Using a laboratory test cell and the Infiniti Vision System (Alcon Laboratories), we studied the effects of different modalities, tips, and irrigation solutions on hydroxyl radical concentration sampled from the aspirate during the application of phacoemulsification ultrasonic energy. The concentration of hydroxyl was quantified using a well-established deoxyribose method.3 The hydroxyl radical reacts with deoxyribose to form malondialdeyde (MDA). Malondialdehyde then reacts with thiobarbituric acid (when acid and heat are added) to produce a bright pink colour that can be quantitated spectrophotometrically. For our experiment, the deoxyribose was added to the irrigation solution and samples were taken from a port in the collection bag during phacoemulsification; these samples then were assayed for MDA.
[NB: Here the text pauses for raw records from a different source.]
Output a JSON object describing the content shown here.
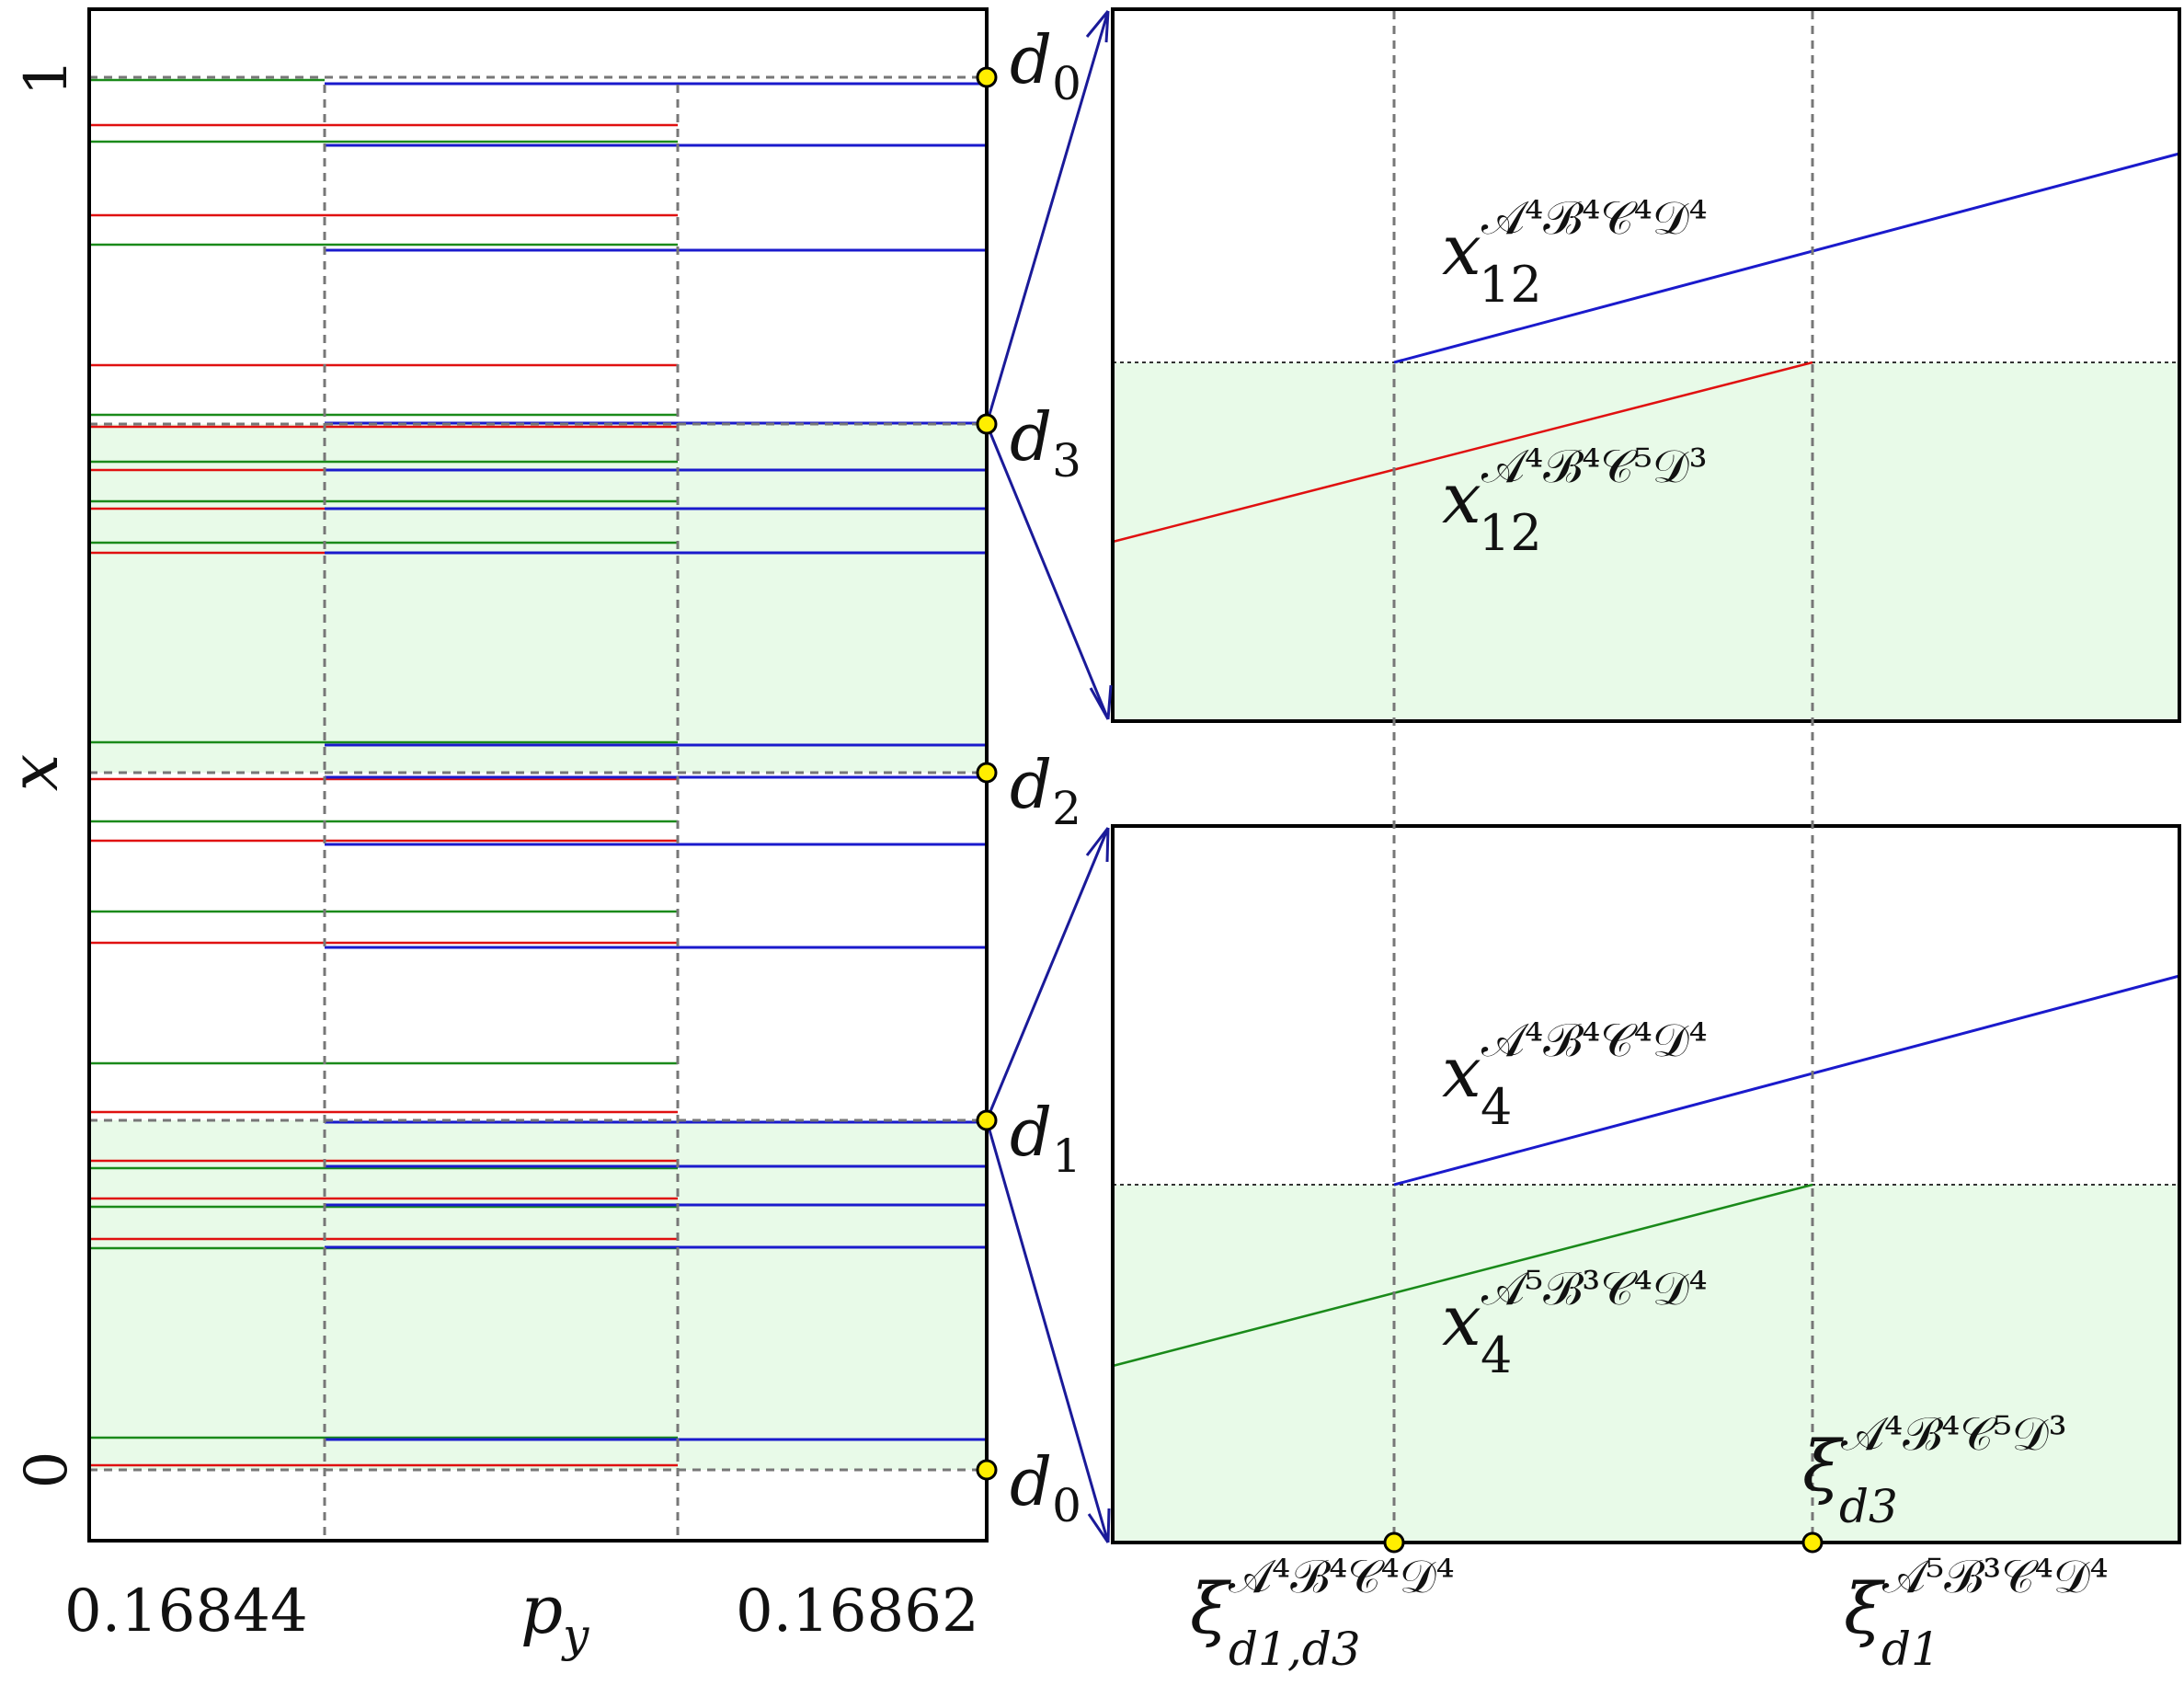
{
  "left_panel": {
    "y_axis_label": "x",
    "x_axis_label_base": "p",
    "x_axis_label_sub": "y",
    "x_tick_left": "0.16844",
    "x_tick_right": "0.16862",
    "y_tick_top": "1",
    "y_tick_bottom": "0"
  },
  "markers": {
    "d0_top": {
      "base": "d",
      "sub": "0"
    },
    "d3": {
      "base": "d",
      "sub": "3"
    },
    "d2": {
      "base": "d",
      "sub": "2"
    },
    "d1": {
      "base": "d",
      "sub": "1"
    },
    "d0_bottom": {
      "base": "d",
      "sub": "0"
    }
  },
  "top_zoom": {
    "blue_label_base": "x",
    "blue_label_sub": "12",
    "blue_label_sup": "𝒜⁴ℬ⁴𝒞⁴𝒟⁴",
    "red_label_base": "x",
    "red_label_sub": "12",
    "red_label_sup": "𝒜⁴ℬ⁴𝒞⁵𝒟³"
  },
  "bottom_zoom": {
    "blue_label_base": "x",
    "blue_label_sub": "4",
    "blue_label_sup": "𝒜⁴ℬ⁴𝒞⁴𝒟⁴",
    "green_label_base": "x",
    "green_label_sub": "4",
    "green_label_sup": "𝒜⁵ℬ³𝒞⁴𝒟⁴",
    "xi_d3_base": "ξ",
    "xi_d3_sub": "d3",
    "xi_d3_sup": "𝒜⁴ℬ⁴𝒞⁵𝒟³"
  },
  "bottom_axis": {
    "xi_d1d3_base": "ξ",
    "xi_d1d3_sub": "d1,d3",
    "xi_d1d3_sup": "𝒜⁴ℬ⁴𝒞⁴𝒟⁴",
    "xi_d1_base": "ξ",
    "xi_d1_sub": "d1",
    "xi_d1_sup": "𝒜⁵ℬ³𝒞⁴𝒟⁴"
  },
  "colors": {
    "blue": "#1a1acc",
    "red": "#e01010",
    "green": "#1a8a1a",
    "shade": "#e8fae8",
    "marker": "#ffee00"
  }
}
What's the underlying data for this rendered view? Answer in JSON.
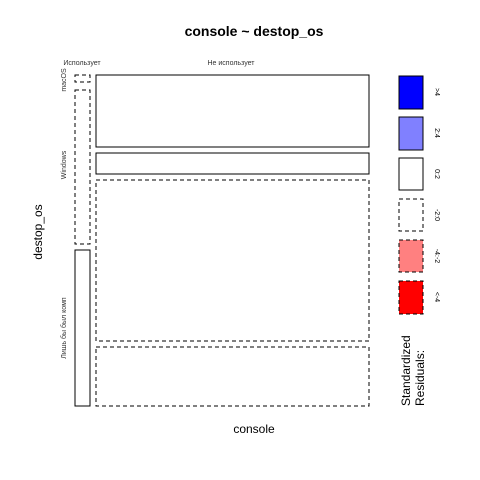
{
  "chart_data": {
    "type": "mosaic",
    "title": "console ~ destop_os",
    "xlabel": "console",
    "ylabel": "destop_os",
    "x_levels": [
      "Использует",
      "Не использует"
    ],
    "y_levels": [
      "macOS",
      "Windows",
      "Лишь бы был комп"
    ],
    "cells": [
      {
        "x": "Использует",
        "y": "macOS",
        "proportion": 0.01,
        "residual_class": "-2:0"
      },
      {
        "x": "Не использует",
        "y": "macOS",
        "proportion": 0.15,
        "residual_class": "0:2"
      },
      {
        "x": "Использует",
        "y": "Windows",
        "proportion": 0.02,
        "residual_class": "-2:0"
      },
      {
        "x": "Не использует",
        "y": "Windows",
        "proportion": 0.03,
        "residual_class": "0:2"
      },
      {
        "x": "Использует",
        "y": "Лишь бы был комп",
        "proportion": 0.03,
        "residual_class": "0:2"
      },
      {
        "x": "Не использует",
        "y": "Лишь бы был комп",
        "proportion": 0.76,
        "residual_class": "-2:0"
      }
    ],
    "legend": {
      "title_line1": "Standardized",
      "title_line2": "Residuals:",
      "entries": [
        {
          "label": ">4",
          "fill": "#0000ff",
          "dashed": false
        },
        {
          "label": "2:4",
          "fill": "#8080ff",
          "dashed": false
        },
        {
          "label": "0:2",
          "fill": "#ffffff",
          "dashed": false
        },
        {
          "label": "-2:0",
          "fill": "#ffffff",
          "dashed": true
        },
        {
          "label": "-4:-2",
          "fill": "#ff8080",
          "dashed": true
        },
        {
          "label": "<-4",
          "fill": "#ff0000",
          "dashed": true
        }
      ]
    }
  }
}
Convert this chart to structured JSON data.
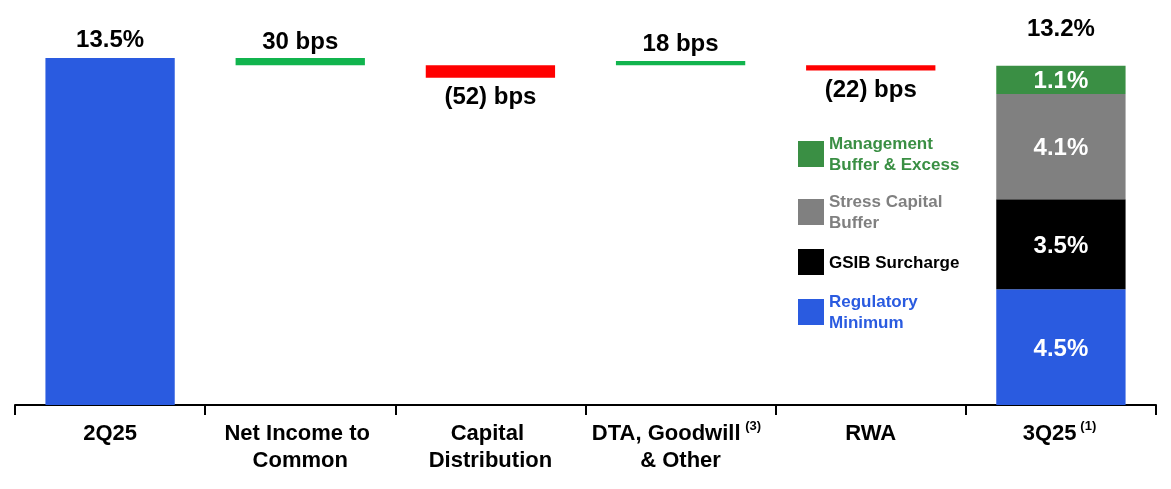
{
  "chart_data": {
    "type": "bar",
    "stacked": true,
    "legend": "right",
    "categories": [
      "2Q25",
      "Net Income to Common",
      "Capital Distribution",
      "DTA, Goodwill$^{(3)}$ & Other",
      "RWA",
      "3Q25$^{(1)}$"
    ],
    "series": [
      {
        "color": "#2a5be0",
        "values": [
          13.5,
          null,
          null,
          null,
          null,
          null
        ],
        "value_labels": [
          "13.5%",
          null,
          null,
          null,
          null,
          null
        ]
      },
      {
        "axis": "y2",
        "values": [
          null,
          30,
          -52,
          18,
          -22,
          null
        ],
        "colors": [
          null,
          "#11b44e",
          "#ff0000",
          "#11b44e",
          "#ff0000",
          null
        ],
        "value_labels": [
          null,
          "30 bps",
          "(52) bps",
          "18 bps",
          "(22) bps",
          null
        ]
      },
      {
        "name": "Regulatory Minimum",
        "color": "#2a5be0",
        "values": [
          null,
          null,
          null,
          null,
          null,
          4.5
        ],
        "value_labels": [
          null,
          null,
          null,
          null,
          null,
          "4.5%"
        ]
      },
      {
        "name": "GSIB Surcharge",
        "color": "#000000",
        "values": [
          null,
          null,
          null,
          null,
          null,
          3.5
        ],
        "value_labels": [
          null,
          null,
          null,
          null,
          null,
          "3.5%"
        ]
      },
      {
        "name": "Stress Capital Buffer",
        "color": "#808080",
        "values": [
          null,
          null,
          null,
          null,
          null,
          4.1
        ],
        "value_labels": [
          null,
          null,
          null,
          null,
          null,
          "4.1%"
        ]
      },
      {
        "name": "Management Buffer & Excess",
        "color": "#3a8f44",
        "values": [
          null,
          null,
          null,
          null,
          null,
          1.1
        ],
        "value_labels": [
          null,
          null,
          null,
          null,
          null,
          "1.1%"
        ]
      }
    ],
    "totals": [
      null,
      null,
      null,
      null,
      null,
      "13.2%"
    ]
  }
}
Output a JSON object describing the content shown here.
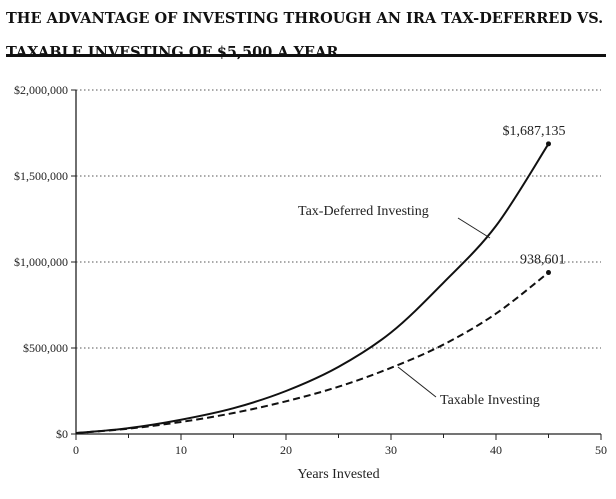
{
  "chart_data": {
    "type": "line",
    "title": "THE ADVANTAGE OF INVESTING THROUGH AN IRA TAX-DEFERRED VS. TAXABLE INVESTING OF $5,500 A YEAR",
    "xlabel": "Years Invested",
    "ylabel": "",
    "xlim": [
      0,
      50
    ],
    "ylim": [
      0,
      2000000
    ],
    "x_ticks": [
      "0",
      "10",
      "20",
      "30",
      "40",
      "50"
    ],
    "y_ticks": [
      "$0",
      "$500,000",
      "$1,000,000",
      "$1,500,000",
      "$2,000,000"
    ],
    "grid": "horizontal dotted",
    "series": [
      {
        "name": "Tax-Deferred Investing",
        "style": "solid",
        "x": [
          0,
          5,
          10,
          15,
          20,
          25,
          30,
          35,
          40,
          45
        ],
        "values": [
          5500,
          34000,
          83000,
          150000,
          250000,
          390000,
          590000,
          880000,
          1210000,
          1687135
        ],
        "end_label": "$1,687,135"
      },
      {
        "name": "Taxable Investing",
        "style": "dashed",
        "x": [
          0,
          5,
          10,
          15,
          20,
          25,
          30,
          35,
          40,
          45
        ],
        "values": [
          5500,
          31000,
          70000,
          122000,
          190000,
          275000,
          385000,
          520000,
          700000,
          938601
        ],
        "end_label": "938,601"
      }
    ]
  }
}
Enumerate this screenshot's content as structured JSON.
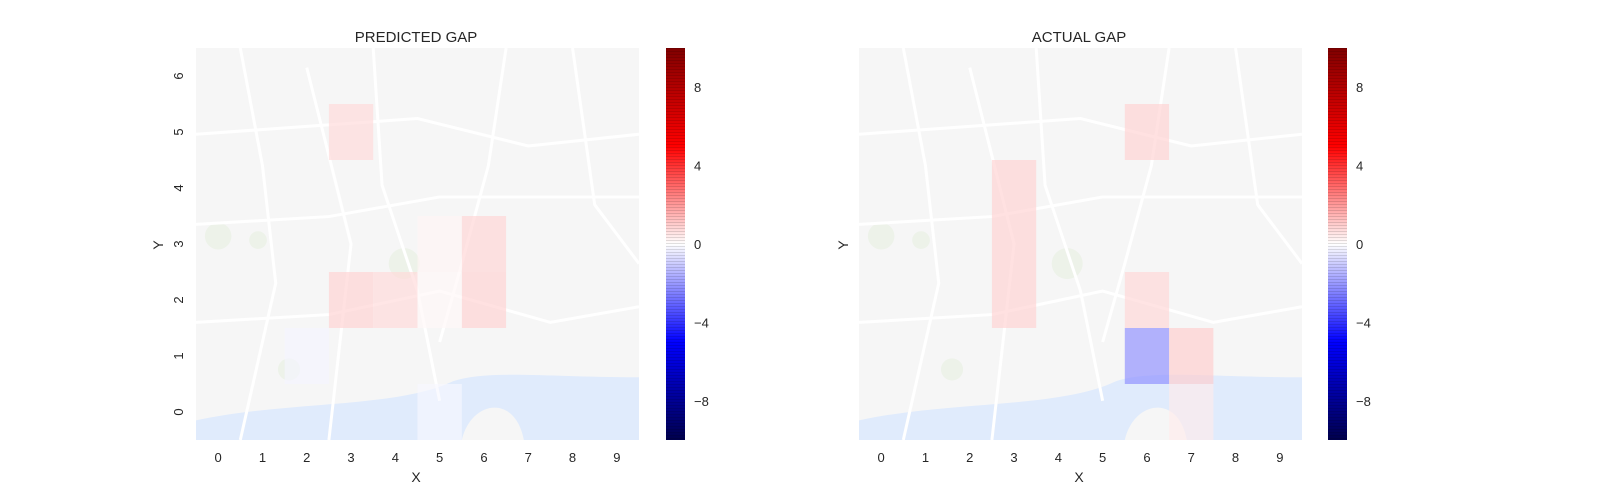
{
  "colors": {
    "positive": "#ff0000",
    "negative": "#0000ff",
    "map_land": "#f2f2f2",
    "map_water": "#cfe0fb",
    "map_road": "#ffffff"
  },
  "chart_data": [
    {
      "type": "heatmap",
      "title": "PREDICTED GAP",
      "xlabel": "X",
      "ylabel": "Y",
      "x_ticks": [
        0,
        1,
        2,
        3,
        4,
        5,
        6,
        7,
        8,
        9
      ],
      "y_ticks": [
        0,
        1,
        2,
        3,
        4,
        5,
        6
      ],
      "xlim": [
        -0.5,
        9.5
      ],
      "ylim": [
        -0.5,
        6.5
      ],
      "grid": false,
      "background": "street map",
      "colorbar": {
        "ticks": [
          "8",
          "4",
          "0",
          "−4",
          "−8"
        ],
        "tick_values": [
          8,
          4,
          0,
          -4,
          -8
        ],
        "range": [
          -10,
          10
        ]
      },
      "cells": [
        {
          "x": 3,
          "y": 5,
          "value": 1.5
        },
        {
          "x": 3,
          "y": 2,
          "value": 1.8
        },
        {
          "x": 4,
          "y": 2,
          "value": 1.5
        },
        {
          "x": 6,
          "y": 2,
          "value": 1.8
        },
        {
          "x": 6,
          "y": 3,
          "value": 1.7
        },
        {
          "x": 5,
          "y": 3,
          "value": 0.4
        },
        {
          "x": 5,
          "y": 2,
          "value": 0.3
        },
        {
          "x": 2,
          "y": 1,
          "value": -0.4
        },
        {
          "x": 5,
          "y": 0,
          "value": -0.3
        }
      ]
    },
    {
      "type": "heatmap",
      "title": "ACTUAL GAP",
      "xlabel": "X",
      "ylabel": "Y",
      "x_ticks": [
        0,
        1,
        2,
        3,
        4,
        5,
        6,
        7,
        8,
        9
      ],
      "y_ticks": [],
      "xlim": [
        -0.5,
        9.5
      ],
      "ylim": [
        -0.5,
        6.5
      ],
      "grid": false,
      "background": "street map",
      "colorbar": {
        "ticks": [
          "8",
          "4",
          "0",
          "−4",
          "−8"
        ],
        "tick_values": [
          8,
          4,
          0,
          -4,
          -8
        ],
        "range": [
          -10,
          10
        ]
      },
      "cells": [
        {
          "x": 6,
          "y": 5,
          "value": 1.8
        },
        {
          "x": 3,
          "y": 4,
          "value": 1.8
        },
        {
          "x": 3,
          "y": 3,
          "value": 1.8
        },
        {
          "x": 3,
          "y": 2,
          "value": 1.8
        },
        {
          "x": 6,
          "y": 2,
          "value": 1.6
        },
        {
          "x": 6,
          "y": 1,
          "value": -4.5
        },
        {
          "x": 7,
          "y": 1,
          "value": 2.0
        },
        {
          "x": 7,
          "y": 0,
          "value": 0.8
        }
      ]
    }
  ]
}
Longitudinal ultrasound v. torsional mode

Best protection

In conclusion, oxidative stress on the eye during phacoemulsification may be minimized by using modalities and tips that produce fewer free radicals, and irrigation solutions which can compete for reaction with the hydroxyl radical. With BSS as the irrigation solution, using the torsional modality with either the 0.9 mm Kelman Mini-Flared tip or the OZil-12 tip reduced MDA production by approximately 50%. Using irrigation solutions that contained organic molecules also decreased the concentration of MDA. Using torsional mode, appropriate tips, and irrigation solutions with organic content can potentially reduce a surgeon's concerns about exposing the eye to oxidation by the hydroxyl radical during phacoemulsification.

References

1. A. Holst, et al, Curr Eye Res, 1993; 12:359-365.

2. M.D.Cameron, et al, J Cataract Refract Surg, 2001; 27:463-470.

3. K.H. Cheeseman, et al, Biochem J, 1988; 252:649-653.